Sul luogo del misfatto sorse una chiesa ed un convento, oggi sede del rinomato seminario arcivescovile detto appunto di “Seveso[5] San Pietro”, a suo tempo anche il potente Bartolomeo Arese non lesinò denari al mantenimento di questa istituzione. In questo luogo di pace ha compiuti i primi studi anche il nostro attuale arcivescovo Dionigi Tettamanzi.

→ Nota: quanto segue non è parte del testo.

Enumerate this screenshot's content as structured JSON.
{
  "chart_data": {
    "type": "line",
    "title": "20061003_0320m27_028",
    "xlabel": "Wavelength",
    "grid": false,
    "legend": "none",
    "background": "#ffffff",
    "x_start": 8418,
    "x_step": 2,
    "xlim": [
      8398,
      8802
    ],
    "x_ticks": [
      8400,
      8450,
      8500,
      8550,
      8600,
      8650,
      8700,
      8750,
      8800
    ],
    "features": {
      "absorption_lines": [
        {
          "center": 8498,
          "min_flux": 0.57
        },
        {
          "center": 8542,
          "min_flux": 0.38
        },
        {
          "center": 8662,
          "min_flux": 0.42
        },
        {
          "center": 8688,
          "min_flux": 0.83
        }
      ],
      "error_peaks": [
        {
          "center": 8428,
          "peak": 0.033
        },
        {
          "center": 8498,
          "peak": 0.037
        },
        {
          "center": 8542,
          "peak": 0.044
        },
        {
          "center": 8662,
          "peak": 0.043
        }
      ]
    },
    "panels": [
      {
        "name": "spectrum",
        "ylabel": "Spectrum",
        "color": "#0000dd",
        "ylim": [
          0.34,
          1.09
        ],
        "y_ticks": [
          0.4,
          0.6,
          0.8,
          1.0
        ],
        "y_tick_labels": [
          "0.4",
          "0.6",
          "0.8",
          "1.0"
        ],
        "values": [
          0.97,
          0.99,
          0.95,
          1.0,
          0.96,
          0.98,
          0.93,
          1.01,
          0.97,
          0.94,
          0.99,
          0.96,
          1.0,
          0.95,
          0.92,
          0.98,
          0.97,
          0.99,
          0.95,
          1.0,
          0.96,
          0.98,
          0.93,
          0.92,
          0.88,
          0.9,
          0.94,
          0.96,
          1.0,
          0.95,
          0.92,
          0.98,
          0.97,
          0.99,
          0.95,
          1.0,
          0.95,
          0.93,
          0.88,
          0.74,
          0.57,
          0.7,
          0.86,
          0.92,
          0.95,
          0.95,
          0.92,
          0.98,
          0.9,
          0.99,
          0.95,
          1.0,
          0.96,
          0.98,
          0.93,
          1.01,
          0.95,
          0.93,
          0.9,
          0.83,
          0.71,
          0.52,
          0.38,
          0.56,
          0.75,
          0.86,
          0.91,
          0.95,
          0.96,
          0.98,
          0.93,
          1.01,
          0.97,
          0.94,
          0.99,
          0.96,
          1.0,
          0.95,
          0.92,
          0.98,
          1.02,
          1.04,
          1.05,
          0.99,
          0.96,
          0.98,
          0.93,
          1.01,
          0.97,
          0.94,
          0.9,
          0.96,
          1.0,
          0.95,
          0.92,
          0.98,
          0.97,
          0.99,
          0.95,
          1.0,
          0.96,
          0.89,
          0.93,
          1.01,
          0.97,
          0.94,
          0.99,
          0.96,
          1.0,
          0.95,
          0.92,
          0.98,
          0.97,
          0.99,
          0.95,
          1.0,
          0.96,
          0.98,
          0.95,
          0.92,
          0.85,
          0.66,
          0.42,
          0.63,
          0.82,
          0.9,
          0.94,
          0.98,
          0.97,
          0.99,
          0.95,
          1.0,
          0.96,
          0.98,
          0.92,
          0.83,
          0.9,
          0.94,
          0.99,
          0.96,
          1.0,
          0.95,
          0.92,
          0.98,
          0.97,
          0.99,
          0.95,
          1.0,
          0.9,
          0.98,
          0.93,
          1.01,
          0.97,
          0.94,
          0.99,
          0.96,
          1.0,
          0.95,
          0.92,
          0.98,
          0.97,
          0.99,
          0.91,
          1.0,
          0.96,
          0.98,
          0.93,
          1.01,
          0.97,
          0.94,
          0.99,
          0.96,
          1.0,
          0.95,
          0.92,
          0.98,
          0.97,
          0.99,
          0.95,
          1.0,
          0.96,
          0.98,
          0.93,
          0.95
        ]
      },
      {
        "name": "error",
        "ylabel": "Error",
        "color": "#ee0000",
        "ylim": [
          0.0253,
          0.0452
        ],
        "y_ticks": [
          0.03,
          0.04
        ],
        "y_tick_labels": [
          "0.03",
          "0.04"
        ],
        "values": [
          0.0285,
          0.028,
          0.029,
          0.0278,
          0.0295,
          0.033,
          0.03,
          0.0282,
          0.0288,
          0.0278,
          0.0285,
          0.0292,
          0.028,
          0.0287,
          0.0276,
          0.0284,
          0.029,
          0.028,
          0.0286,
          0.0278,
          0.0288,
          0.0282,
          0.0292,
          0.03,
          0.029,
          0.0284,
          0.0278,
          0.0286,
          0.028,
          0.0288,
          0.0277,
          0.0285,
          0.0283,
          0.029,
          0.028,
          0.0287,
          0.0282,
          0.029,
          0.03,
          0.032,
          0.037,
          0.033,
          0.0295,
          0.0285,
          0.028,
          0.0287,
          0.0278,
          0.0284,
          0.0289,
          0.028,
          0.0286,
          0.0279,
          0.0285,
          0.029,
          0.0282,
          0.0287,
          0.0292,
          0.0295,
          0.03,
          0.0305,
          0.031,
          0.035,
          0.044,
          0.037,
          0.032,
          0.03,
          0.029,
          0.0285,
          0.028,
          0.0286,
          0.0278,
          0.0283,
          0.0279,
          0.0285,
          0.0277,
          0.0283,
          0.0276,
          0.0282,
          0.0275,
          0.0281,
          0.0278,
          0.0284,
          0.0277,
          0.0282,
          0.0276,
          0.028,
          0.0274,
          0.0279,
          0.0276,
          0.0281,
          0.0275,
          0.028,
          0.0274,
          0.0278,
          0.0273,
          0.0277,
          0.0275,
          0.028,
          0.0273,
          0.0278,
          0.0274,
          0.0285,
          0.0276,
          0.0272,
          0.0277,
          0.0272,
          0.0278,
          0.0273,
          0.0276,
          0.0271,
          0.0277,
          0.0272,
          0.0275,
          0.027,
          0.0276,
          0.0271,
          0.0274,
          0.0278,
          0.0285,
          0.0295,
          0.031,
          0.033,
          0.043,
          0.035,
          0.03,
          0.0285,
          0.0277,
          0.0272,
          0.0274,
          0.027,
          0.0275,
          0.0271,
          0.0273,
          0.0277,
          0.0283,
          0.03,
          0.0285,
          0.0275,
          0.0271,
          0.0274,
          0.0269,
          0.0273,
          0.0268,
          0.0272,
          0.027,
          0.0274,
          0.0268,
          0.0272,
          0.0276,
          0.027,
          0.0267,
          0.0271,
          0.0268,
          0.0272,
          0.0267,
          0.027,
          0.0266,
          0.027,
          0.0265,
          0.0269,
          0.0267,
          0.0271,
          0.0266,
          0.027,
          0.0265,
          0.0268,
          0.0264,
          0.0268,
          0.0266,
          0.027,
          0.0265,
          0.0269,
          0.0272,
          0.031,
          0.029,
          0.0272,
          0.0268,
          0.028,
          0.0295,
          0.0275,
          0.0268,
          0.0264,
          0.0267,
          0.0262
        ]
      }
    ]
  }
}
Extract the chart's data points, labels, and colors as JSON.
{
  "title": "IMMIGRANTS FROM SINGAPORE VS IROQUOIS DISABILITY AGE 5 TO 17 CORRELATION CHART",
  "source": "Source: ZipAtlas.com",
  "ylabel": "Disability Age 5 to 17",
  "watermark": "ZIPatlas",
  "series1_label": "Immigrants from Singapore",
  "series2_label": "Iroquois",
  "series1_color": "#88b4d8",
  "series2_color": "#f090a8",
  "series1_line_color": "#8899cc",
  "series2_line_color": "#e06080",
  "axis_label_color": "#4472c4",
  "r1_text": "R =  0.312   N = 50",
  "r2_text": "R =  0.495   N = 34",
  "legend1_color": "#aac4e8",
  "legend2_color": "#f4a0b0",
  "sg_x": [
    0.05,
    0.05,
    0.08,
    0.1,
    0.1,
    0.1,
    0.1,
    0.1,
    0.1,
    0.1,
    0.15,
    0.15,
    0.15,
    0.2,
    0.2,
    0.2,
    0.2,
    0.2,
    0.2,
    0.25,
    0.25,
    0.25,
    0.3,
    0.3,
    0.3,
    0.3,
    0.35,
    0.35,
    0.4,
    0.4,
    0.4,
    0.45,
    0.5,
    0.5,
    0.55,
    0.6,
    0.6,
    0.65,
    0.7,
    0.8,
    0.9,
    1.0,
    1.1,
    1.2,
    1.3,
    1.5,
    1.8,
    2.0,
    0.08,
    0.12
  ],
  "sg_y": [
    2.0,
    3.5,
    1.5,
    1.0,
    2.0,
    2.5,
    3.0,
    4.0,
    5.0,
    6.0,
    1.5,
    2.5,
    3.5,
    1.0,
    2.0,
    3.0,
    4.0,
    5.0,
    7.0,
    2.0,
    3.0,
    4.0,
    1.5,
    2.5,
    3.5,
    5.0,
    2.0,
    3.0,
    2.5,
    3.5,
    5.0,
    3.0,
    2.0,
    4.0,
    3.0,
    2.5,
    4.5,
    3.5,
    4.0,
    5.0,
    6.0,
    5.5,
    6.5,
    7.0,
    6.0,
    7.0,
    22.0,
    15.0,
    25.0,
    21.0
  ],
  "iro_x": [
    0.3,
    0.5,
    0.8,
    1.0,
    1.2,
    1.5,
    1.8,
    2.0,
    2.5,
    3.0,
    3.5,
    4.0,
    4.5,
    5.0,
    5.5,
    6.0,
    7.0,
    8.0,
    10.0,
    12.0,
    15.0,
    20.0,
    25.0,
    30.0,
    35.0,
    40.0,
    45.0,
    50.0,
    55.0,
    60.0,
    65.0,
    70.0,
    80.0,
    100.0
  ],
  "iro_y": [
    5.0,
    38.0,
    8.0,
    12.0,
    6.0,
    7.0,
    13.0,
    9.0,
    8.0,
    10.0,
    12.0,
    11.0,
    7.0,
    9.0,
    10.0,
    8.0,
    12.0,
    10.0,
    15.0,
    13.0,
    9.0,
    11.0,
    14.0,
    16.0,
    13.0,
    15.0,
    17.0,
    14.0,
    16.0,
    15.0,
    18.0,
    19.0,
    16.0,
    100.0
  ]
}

[1] “Castrum Faroa”, oggi conosciuta come Cascina Farga, fu un antico avamposto militare longobardo che appartenne prima ai benedettini di San Simpliciano di Milano e dal XII secolo alle monache di San Vittore di Meda.
[2] Il 1252 fu un anno intenso sul movimento dei diritti feudali della zona, si ricorda il privilegio concesso da Federico II ai monaci di San Simpliciano, e la sentenza arbitrale che sancisce la fine del dominatus loci esercitato dalle benedettine di Meda (per mille lire). L’arbitrato era stato autorizzato dall’arcivescovo Leone da Perego. Archivio Antona Traversi.
[3] Comasco, discendente dagli Avvocati di Lucino, altro ramo della famiglia Lucini. Da un fratello di Pietro discesero gli Avvocati di Meda e Copreno che s’imparentarono più volte con i discendenti degli assassini di Pietro da Verona.
[4] Cognasso, I Visconti, Dall’Oglio editore 1966.
[5] La chiesa fu costruita non lontano dalla tristemente famosa Icmesa, in altre parole quella fabbrica da cui si sprigionò la nube tossica di diossina.

 

Altre indicazioni bibliografiche:

Fumagalli Vito, In margine all'"alleluja" del 1233, in "Bullettino dell'Istituto Storico Italiano per il Medioevo e Archivio Muratoriano", 80 (1968), pp. 257-272

Merlo Giovanni Grado, Pietro da Verona - S. Pietro Martire. Difficoltà e proposte per lo studio di un inquisitore beatificato, in Culto dei santi, istituzioni e classi sociali in età preindustriale, a cura di S. Boesch Gajano e L. Sebastiani, L'Aquila-Roma 1984, pp. 471-488

Perelli Cippo Roberto, La diocesi alla metà del tredicesimo secolo, in Diocesi di Milano, pp. 259-284 (pp. 274-276 per Pietro da Verona)

Violante Cinzio, Eresie urbane ed eresie rurali in Italia dall'XI al XIII secolo, in Medioevo ereticale, a cura di Ovidio Capitani, Bologna 1977, pp. 185-212.